First part, titled As It Was, appeared under the initials "H. T." in 1927. found so many readers Mrs. Thomas decided to continue her story and avow her authorship. First & last a lovestory, it is outspoken to the breaking-point. Uncaustic Critic John Middleton Murry calls it "a love that was so utterly candid as it was utterly innocent."
She ("Jenny" in the story) was the daughter of a literary hacketeer, he ("David") the scion of a civil servant. Neither had money, both were excited about literature. Her mother disliked and distrusted David and his untrimmed locks, discouraged his steady advances toward her daughter. When Jenny's father died she took a job as governess, managed to see her lover occasionally. Since both disapproved of marriage they planned to live together secretly; but, strong on fancies, they were short on facts. "We were still very ignorant of sex, and only knew in a vague way through the reading of poetry how the human sexual act was performed." Nature took its course, however, and when Jenny found she was pregnant they decided to get married. David was still at Oxford when the first baby was born.

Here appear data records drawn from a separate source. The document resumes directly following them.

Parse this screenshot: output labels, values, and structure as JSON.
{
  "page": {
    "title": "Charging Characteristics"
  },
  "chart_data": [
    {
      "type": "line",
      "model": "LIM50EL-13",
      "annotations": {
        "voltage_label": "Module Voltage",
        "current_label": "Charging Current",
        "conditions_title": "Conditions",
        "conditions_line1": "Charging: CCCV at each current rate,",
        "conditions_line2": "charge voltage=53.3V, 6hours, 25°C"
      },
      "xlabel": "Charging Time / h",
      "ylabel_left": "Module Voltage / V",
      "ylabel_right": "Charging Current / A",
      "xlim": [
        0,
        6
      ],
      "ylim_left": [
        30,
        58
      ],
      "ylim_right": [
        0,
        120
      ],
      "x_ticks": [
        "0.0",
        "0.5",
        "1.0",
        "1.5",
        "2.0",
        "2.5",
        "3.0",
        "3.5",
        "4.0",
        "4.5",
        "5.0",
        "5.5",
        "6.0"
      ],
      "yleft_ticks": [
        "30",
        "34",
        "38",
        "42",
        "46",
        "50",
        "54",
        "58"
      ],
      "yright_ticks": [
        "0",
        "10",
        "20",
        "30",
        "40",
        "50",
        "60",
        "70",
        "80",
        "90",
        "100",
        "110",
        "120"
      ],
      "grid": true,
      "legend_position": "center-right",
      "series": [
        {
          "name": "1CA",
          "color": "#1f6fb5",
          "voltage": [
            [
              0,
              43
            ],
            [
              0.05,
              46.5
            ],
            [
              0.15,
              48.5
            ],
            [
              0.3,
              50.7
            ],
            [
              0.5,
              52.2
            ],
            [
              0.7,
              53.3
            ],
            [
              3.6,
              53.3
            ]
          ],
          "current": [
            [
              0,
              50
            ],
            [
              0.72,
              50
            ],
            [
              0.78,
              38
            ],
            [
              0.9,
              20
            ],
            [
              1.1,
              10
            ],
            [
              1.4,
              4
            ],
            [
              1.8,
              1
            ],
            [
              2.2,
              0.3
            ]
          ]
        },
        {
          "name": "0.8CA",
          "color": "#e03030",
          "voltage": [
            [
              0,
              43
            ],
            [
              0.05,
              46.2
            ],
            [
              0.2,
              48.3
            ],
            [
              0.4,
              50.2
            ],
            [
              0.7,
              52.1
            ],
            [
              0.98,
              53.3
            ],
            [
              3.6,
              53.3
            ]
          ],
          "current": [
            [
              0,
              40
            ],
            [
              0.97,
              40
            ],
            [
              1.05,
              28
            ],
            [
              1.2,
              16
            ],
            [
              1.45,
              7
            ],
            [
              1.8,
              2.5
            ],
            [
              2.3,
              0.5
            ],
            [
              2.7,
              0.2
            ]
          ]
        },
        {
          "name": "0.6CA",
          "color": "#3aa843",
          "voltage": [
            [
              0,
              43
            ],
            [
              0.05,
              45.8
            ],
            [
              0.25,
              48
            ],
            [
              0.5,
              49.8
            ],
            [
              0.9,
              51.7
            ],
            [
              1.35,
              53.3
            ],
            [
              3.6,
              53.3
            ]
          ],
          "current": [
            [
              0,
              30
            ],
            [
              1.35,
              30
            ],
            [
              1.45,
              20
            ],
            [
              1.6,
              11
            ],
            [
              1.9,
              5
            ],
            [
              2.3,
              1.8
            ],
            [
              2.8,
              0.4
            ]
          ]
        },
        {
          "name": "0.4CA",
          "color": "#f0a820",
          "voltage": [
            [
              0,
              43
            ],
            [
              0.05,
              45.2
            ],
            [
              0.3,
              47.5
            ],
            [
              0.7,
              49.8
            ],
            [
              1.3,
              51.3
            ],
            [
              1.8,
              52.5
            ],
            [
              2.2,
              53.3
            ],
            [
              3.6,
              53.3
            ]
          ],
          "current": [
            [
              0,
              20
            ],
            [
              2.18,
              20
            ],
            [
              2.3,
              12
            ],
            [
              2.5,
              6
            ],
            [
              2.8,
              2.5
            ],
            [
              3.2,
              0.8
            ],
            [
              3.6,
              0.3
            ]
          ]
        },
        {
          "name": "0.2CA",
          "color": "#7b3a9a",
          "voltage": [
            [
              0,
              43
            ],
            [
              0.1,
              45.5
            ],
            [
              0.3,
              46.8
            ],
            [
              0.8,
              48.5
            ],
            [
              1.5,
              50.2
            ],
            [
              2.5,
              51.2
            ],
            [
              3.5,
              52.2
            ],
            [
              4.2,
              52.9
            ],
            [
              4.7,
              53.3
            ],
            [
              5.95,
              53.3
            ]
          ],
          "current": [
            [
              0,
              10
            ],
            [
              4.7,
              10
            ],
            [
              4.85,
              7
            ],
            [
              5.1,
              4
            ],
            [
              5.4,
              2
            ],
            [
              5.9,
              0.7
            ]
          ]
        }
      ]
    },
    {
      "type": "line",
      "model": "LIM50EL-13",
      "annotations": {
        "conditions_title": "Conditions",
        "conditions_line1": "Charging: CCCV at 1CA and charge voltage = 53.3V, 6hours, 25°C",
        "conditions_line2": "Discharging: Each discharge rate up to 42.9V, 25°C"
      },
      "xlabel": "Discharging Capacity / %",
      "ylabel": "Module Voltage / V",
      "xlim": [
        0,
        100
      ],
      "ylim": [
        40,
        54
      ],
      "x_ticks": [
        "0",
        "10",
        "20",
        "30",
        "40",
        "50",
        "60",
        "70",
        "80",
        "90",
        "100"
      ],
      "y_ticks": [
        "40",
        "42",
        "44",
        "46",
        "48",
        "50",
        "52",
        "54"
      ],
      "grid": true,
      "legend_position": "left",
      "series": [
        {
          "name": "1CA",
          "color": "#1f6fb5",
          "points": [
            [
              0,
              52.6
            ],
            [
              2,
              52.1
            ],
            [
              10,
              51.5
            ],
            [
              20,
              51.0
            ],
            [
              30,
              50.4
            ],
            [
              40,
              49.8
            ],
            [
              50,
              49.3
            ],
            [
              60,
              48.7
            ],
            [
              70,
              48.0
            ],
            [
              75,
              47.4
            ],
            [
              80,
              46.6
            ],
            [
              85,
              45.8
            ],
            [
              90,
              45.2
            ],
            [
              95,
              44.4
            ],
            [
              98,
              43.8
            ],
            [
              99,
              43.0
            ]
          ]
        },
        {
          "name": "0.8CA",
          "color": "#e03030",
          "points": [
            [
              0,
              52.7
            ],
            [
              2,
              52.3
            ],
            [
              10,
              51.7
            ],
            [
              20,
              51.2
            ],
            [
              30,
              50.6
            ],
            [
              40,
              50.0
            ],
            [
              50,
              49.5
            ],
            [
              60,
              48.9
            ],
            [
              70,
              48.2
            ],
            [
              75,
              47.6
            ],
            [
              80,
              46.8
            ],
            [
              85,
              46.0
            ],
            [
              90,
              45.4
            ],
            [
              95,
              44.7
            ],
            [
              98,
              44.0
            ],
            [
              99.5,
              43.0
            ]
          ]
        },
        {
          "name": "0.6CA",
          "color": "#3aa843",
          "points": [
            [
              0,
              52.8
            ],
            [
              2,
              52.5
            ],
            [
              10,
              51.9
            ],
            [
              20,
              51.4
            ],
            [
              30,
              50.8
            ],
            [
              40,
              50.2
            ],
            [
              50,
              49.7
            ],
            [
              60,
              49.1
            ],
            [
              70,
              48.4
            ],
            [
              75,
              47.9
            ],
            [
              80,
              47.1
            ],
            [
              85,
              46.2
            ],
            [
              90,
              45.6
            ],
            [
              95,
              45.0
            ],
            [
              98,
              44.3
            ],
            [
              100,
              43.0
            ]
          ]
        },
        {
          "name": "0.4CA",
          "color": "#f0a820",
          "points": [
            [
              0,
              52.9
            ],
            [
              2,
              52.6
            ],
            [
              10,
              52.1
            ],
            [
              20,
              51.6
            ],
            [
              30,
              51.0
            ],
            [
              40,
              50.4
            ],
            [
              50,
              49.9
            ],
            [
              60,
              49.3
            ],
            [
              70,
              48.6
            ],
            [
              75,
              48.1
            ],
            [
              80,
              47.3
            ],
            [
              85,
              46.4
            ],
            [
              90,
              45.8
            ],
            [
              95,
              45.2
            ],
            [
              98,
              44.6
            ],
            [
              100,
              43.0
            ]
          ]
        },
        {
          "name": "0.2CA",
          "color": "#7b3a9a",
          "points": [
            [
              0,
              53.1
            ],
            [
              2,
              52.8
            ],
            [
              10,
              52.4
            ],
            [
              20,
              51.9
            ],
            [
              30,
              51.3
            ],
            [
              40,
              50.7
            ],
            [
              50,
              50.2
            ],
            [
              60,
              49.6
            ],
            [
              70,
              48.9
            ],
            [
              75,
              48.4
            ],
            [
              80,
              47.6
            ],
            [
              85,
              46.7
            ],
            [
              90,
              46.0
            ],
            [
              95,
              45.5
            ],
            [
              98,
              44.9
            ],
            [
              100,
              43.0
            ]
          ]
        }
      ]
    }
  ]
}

They had three children, a hard time all around; but Jenny was happy, except when David was in one of his "moods," or discovered some new female affinity. Then the War came. David enlisted in the Artists' Rifles, came home on his last leave. The story ends with the lovers' wrenching farewell on a foggy morning.
Everyone knows married life is intimate, but few ex-wives have ursula-parrotted their intimacies in public. Even if Publisher Harper had not told you World Without End was a true story it would leave a bad taste in your mouth, for you feel that Helen Thomas has reveled in this revelation.
The poetry of Philip Edward Thomas, little known in the U. S., is worth acquaintance. Friend and follower of U. S. Poet Robert Frost, he had begun to develop a voice of his own when Death came to him at 39.